I do not suffer from a low self esteem. In general I consider this to be a good thing, as it makes me confidant and willing to challenge myself, because I "know" I will be successful. I have high regards for myself partly because things have come relatively easy in my life. I have had many successes and few failures. I am good at a lot of things, and the things that I am not so good at I simply choose not to do (gymnastics, for example, since I have the balance and flexibility of a toothpick). And I'm funny to boot!
However, thinking that I am all that does have it downsides. It makes me too cocky to see things the way they really are. I makes me unwilling to challenge some of my thoughts and behaviors because I KNOW I am doing it the right way. It makes me lazy, because I often don't have to work very hard to do a good job.
In the past few days, my self esteem has been taken down a few notches. And I had the gall to actually be surprised when faced with failure, or when it was made very clear to me that I can be a big f**k up.

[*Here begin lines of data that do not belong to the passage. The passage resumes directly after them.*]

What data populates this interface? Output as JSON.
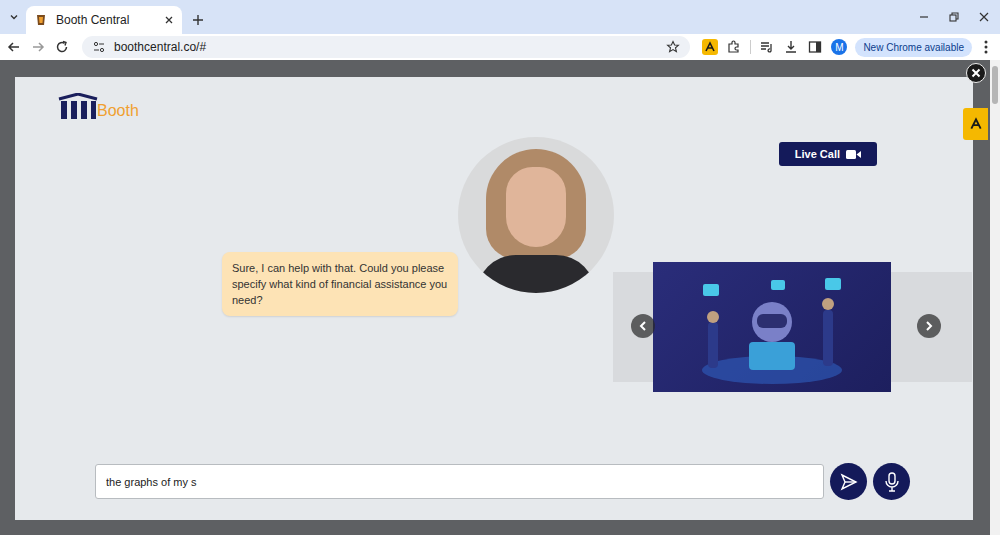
{
  "browser": {
    "tabs": [
      {
        "title": "Booth Central",
        "selected": true
      }
    ],
    "address": "boothcentral.co/#",
    "profile": "M",
    "update_button": "New Chrome available"
  },
  "modal": {
    "logo": "Booth",
    "live_call": "Live Call",
    "message": "Sure, I can help with that. Could you please specify what kind of financial assistance you need?",
    "carousel": {
      "slides": [
        {
          "selected": false
        },
        {
          "selected": true
        },
        {
          "selected": false
        }
      ]
    },
    "input": {
      "value": "the graphs of my s"
    }
  }
}
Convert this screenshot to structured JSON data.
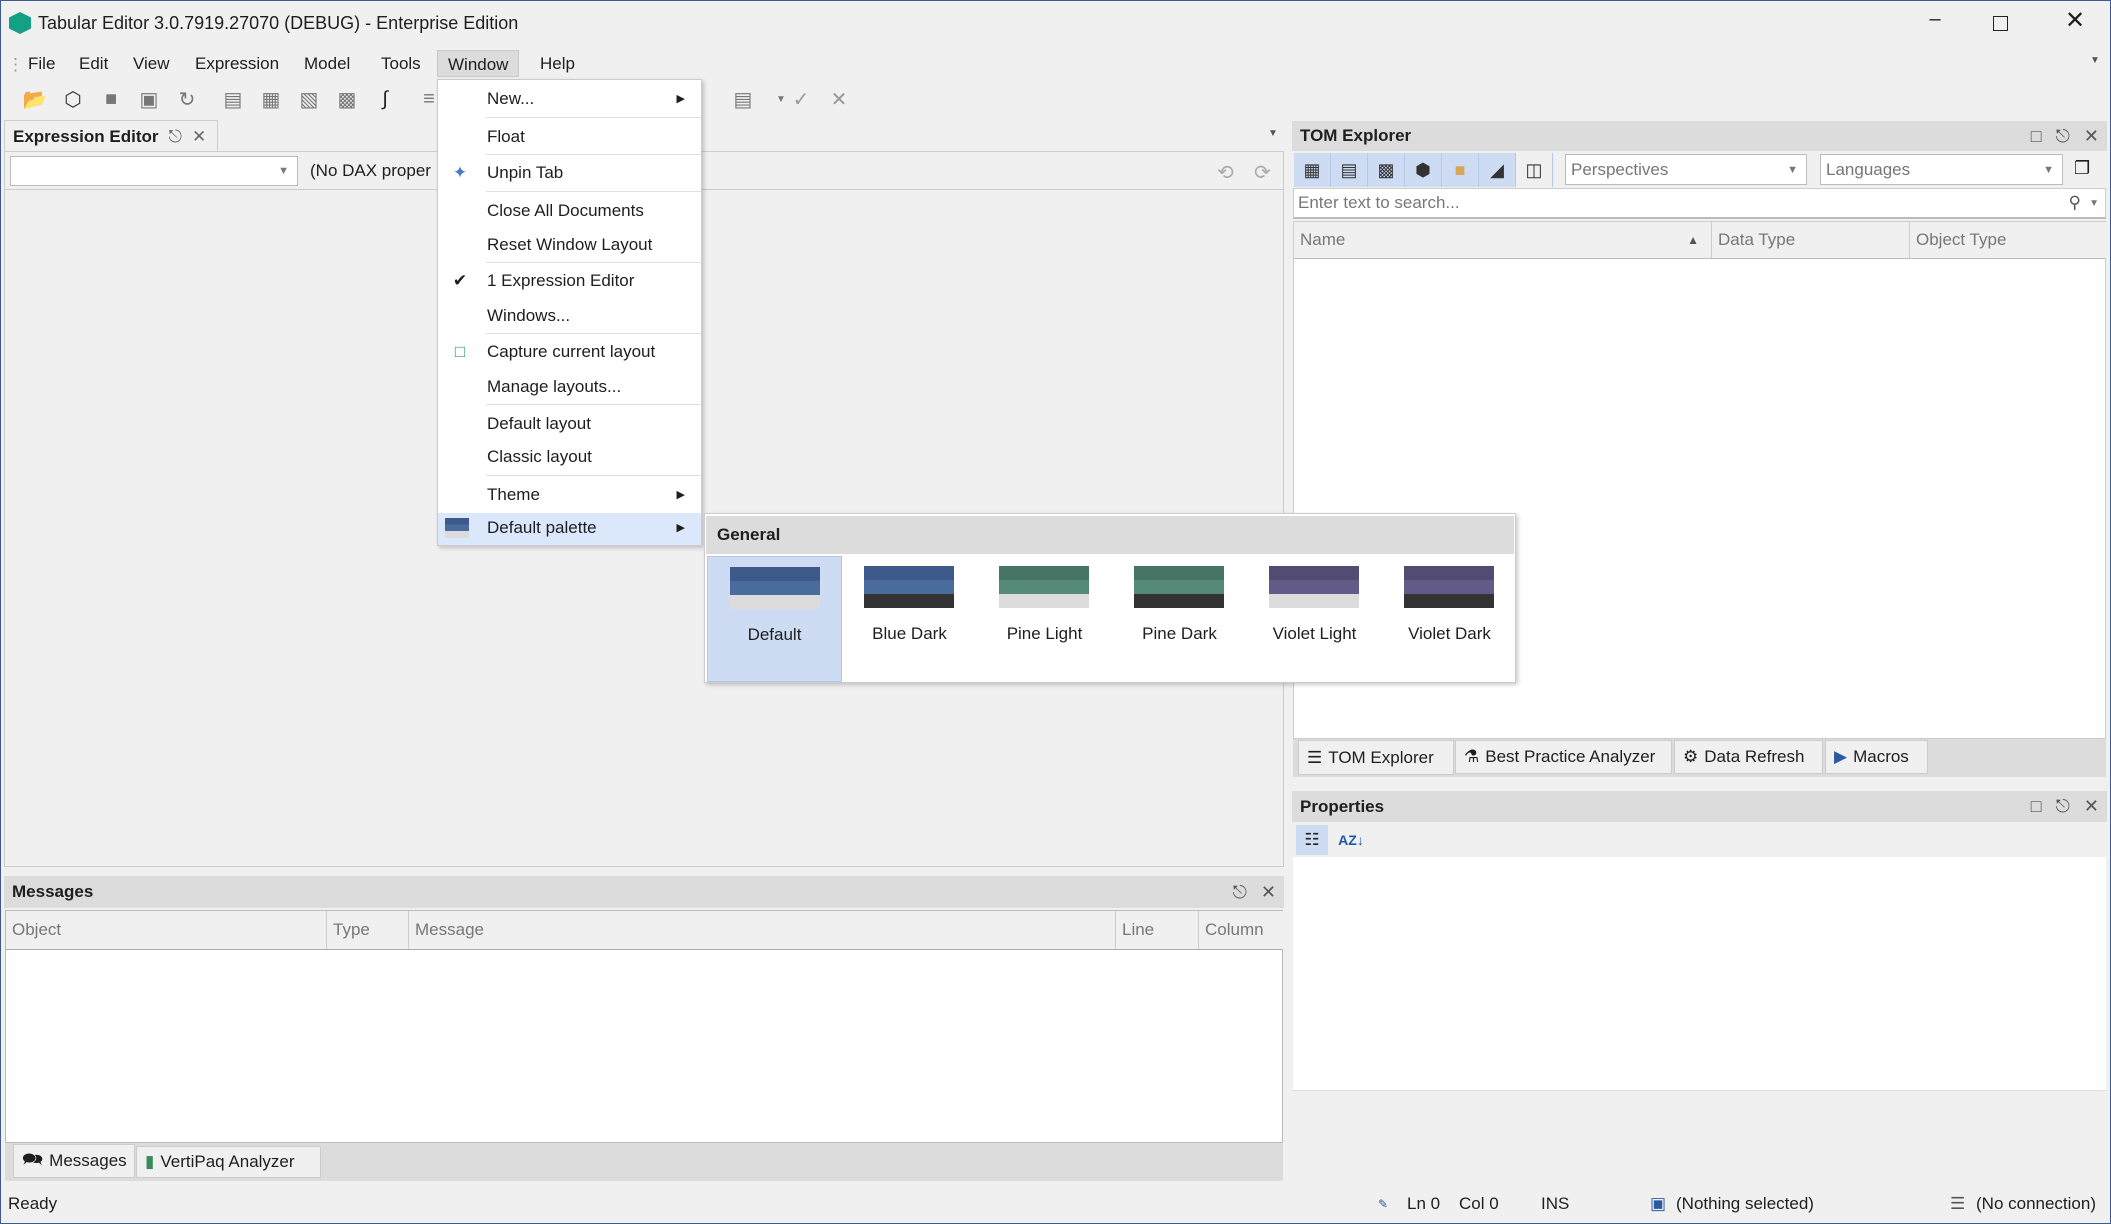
{
  "app": {
    "title": "Tabular Editor 3.0.7919.27070 (DEBUG) - Enterprise Edition",
    "accent": "#14a085"
  },
  "menu": [
    "File",
    "Edit",
    "View",
    "Expression",
    "Model",
    "Tools",
    "Window",
    "Help"
  ],
  "window_menu": {
    "items": [
      {
        "label": "New...",
        "submenu": true
      },
      {
        "label": "Float"
      },
      {
        "label": "Unpin Tab",
        "icon": "unpin-icon"
      },
      {
        "label": "Close All Documents"
      },
      {
        "label": "Reset Window Layout"
      },
      {
        "label": "1 Expression Editor",
        "checked": true
      },
      {
        "label": "Windows..."
      },
      {
        "label": "Capture current layout",
        "icon": "capture-layout-icon"
      },
      {
        "label": "Manage layouts..."
      },
      {
        "label": "Default layout"
      },
      {
        "label": "Classic layout"
      },
      {
        "label": "Theme",
        "submenu": true
      },
      {
        "label": "Default palette",
        "submenu": true,
        "highlighted": true,
        "icon": "palette-icon"
      }
    ]
  },
  "palette_submenu": {
    "group": "General",
    "palettes": [
      {
        "label": "Default",
        "selected": true,
        "colors": [
          "#3d5a8a",
          "#4a6b9e",
          "#dcdcdc"
        ]
      },
      {
        "label": "Blue Dark",
        "colors": [
          "#3d5a8a",
          "#4a6b9e",
          "#333333"
        ]
      },
      {
        "label": "Pine Light",
        "colors": [
          "#477565",
          "#548a77",
          "#dcdcdc"
        ]
      },
      {
        "label": "Pine Dark",
        "colors": [
          "#477565",
          "#548a77",
          "#333333"
        ]
      },
      {
        "label": "Violet Light",
        "colors": [
          "#524b72",
          "#625b88",
          "#dcdcdc"
        ]
      },
      {
        "label": "Violet Dark",
        "colors": [
          "#524b72",
          "#625b88",
          "#333333"
        ]
      }
    ]
  },
  "expression_editor": {
    "tab": "Expression Editor",
    "property_combo": "",
    "dax_property": "(No DAX proper"
  },
  "messages": {
    "title": "Messages",
    "columns": [
      "Object",
      "Type",
      "Message",
      "Line",
      "Column"
    ],
    "tabs": [
      "Messages",
      "VertiPaq Analyzer"
    ]
  },
  "tom_explorer": {
    "title": "TOM Explorer",
    "perspectives": "Perspectives",
    "languages": "Languages",
    "search_placeholder": "Enter text to search...",
    "columns": [
      "Name",
      "Data Type",
      "Object Type"
    ],
    "tabs": [
      "TOM Explorer",
      "Best Practice Analyzer",
      "Data Refresh",
      "Macros"
    ]
  },
  "properties": {
    "title": "Properties"
  },
  "status": {
    "ready": "Ready",
    "ln": "Ln 0",
    "col": "Col 0",
    "mode": "INS",
    "selection": "(Nothing selected)",
    "connection": "(No connection)"
  }
}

And I am not, I repeat NOT, writing this because I am looking for people to tell me that I'm a great person. I am not looking to be propped up now. I have already been made well aware of my awesomeness, and now it's time to take a look at the un-awesome me.
I don't know what to do with myself. All this talk I've been doing lately about self-discovery or finding inner peace might be fine and dandy when I thought I was perfect, but it all changes when I find out I'm not. I don't need to find myself. I need to FIX myself. I have flaws, and not just the cute flaws that make me so endearing either.
I will be 42 next month. A fine age to realize that I have a lot of growing up to do. And that my way isn't the best way after all.
I guess admitting that is the first step, right?